A cystic lymphangioma usually presents as a painless mass that progressively enlarges over time5. Occasionally it presents with an acute onset of pain and sudden rapid enlargement5. This occurs after a hemorrhage within the cyst (spontaneous or following injury), an inflammation or a disruption of the balance between lymphatic production and drainage6. In the first presented case, we assumed that the repeated physical examination of the patient was the cause of the traumatic hemorrhage within the cyst that led to the development of the hematoma in the right hemi-scrotum, thus complicating the pre-operative diagnosis of the lesion.
Inguinal and scrotal lymphangiomas are rare. Epididymal lymphangiomas are extremely rare with only 6 such cases reported in literature7,8. Differential diagnosis should include other cystic lesions of these regions such as teratomas, enlargement of rete testis, intra- or extra-testicular dermoid and epidermoid cysts, hydroceles, hernias, spermatoceles and varicoceles3,9. During the neonatal period and infancy, simple cysts of the testicle and granulocyte tumors should also be considered3. Cystic testicular lesions are in their majority benign. The reported incidence of testicular tumors during childhood is 0.5-1/100,000 boys mainly concerning sarcomas and germ cell tumors (yolk sac or teratomas)10.
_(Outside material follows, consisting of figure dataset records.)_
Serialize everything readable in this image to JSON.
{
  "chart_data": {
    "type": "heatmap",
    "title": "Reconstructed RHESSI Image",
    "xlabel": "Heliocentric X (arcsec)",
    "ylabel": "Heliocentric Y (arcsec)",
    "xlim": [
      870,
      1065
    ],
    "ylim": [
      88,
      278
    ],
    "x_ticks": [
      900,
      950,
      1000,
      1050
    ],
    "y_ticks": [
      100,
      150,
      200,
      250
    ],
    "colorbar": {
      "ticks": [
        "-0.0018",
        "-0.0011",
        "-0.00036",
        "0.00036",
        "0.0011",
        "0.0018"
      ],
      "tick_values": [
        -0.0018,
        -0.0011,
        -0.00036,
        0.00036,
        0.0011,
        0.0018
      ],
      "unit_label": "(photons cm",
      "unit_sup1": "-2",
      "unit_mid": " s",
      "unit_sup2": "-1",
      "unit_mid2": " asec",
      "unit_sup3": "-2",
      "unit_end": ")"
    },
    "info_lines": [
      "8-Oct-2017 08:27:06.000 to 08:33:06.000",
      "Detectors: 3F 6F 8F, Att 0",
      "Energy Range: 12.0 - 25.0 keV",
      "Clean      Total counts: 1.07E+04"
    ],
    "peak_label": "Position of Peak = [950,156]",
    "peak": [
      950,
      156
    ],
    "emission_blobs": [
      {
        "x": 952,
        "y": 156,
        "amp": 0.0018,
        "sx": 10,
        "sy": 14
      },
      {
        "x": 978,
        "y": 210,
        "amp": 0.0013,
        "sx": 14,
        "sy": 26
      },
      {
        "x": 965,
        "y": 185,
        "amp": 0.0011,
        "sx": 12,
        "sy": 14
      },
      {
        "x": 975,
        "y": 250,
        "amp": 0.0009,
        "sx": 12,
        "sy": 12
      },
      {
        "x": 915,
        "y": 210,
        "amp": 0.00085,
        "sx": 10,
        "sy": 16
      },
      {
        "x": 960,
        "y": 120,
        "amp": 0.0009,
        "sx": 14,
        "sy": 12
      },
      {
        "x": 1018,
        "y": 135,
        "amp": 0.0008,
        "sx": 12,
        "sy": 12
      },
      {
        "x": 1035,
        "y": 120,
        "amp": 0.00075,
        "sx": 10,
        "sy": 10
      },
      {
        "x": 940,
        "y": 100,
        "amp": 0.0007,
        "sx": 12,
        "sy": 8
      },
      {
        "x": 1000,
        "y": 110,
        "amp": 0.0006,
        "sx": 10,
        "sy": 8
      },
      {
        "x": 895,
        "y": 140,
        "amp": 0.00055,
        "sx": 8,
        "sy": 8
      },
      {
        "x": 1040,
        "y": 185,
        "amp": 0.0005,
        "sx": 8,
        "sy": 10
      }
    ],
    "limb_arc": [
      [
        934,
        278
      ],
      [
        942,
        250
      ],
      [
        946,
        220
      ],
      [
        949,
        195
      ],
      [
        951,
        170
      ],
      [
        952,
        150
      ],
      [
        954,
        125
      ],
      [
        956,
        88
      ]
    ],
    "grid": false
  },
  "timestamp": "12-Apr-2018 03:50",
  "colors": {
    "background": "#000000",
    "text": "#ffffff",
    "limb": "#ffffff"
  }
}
Ultrasonography combined with Doppler examination can provide important insights, useful to the differential diagnosis and surgical approach of these lesions11,12. It is helpful in confirming the cystic nature of the lesion, the existence of septa, the lobulated appearance of the thin wall, the absence of blood flow within the lesion and the extra-testicular origin of an intra-scrotal mass. In all three of our cases, ultrasonography was performed with findings similar to the aforementioned. The variety of cystic lesions of the inguinal and scrotal region, as well as the possibility of intra-cystic hemorrhage or inflammation impede the precise pre-operative diagnosis of a cystic lymphangioma2,3,5,13. In the reported second and third cases, clinical history, physical examination and ultrasonography raised the suspicion of cystic lymphangiomas. However, histopathologic examination set the final diagnosis.
During the follow-up period, ultrasonographic examination of the adjacent regions was performed in all three reported cases thus excluding the extension of the lymphangiomas as well as co-existing lesions. The contralateral hemi-scrotum or inguinal region, the perineum and the pelvis should always be investigated by ultrasonography4-6,13,14. In need of more precise information or proof of possible extension to the adjacent structures, a computed tomography scan or a magnetic resonance imaging can be performed5.
Recurrence of cystic lymphangiomas is a frequent complication when complete excision is not achieved1,3-5. During a follow-up period of six months our patients showed no signs of recurrence.
Scrotal and inguinal cystic lymphangiomas are treated with surgical excision with care to preserve the intra-scrotal structures and the structures of the inguinal canal. Complete excision is necessary to prevent recurrence.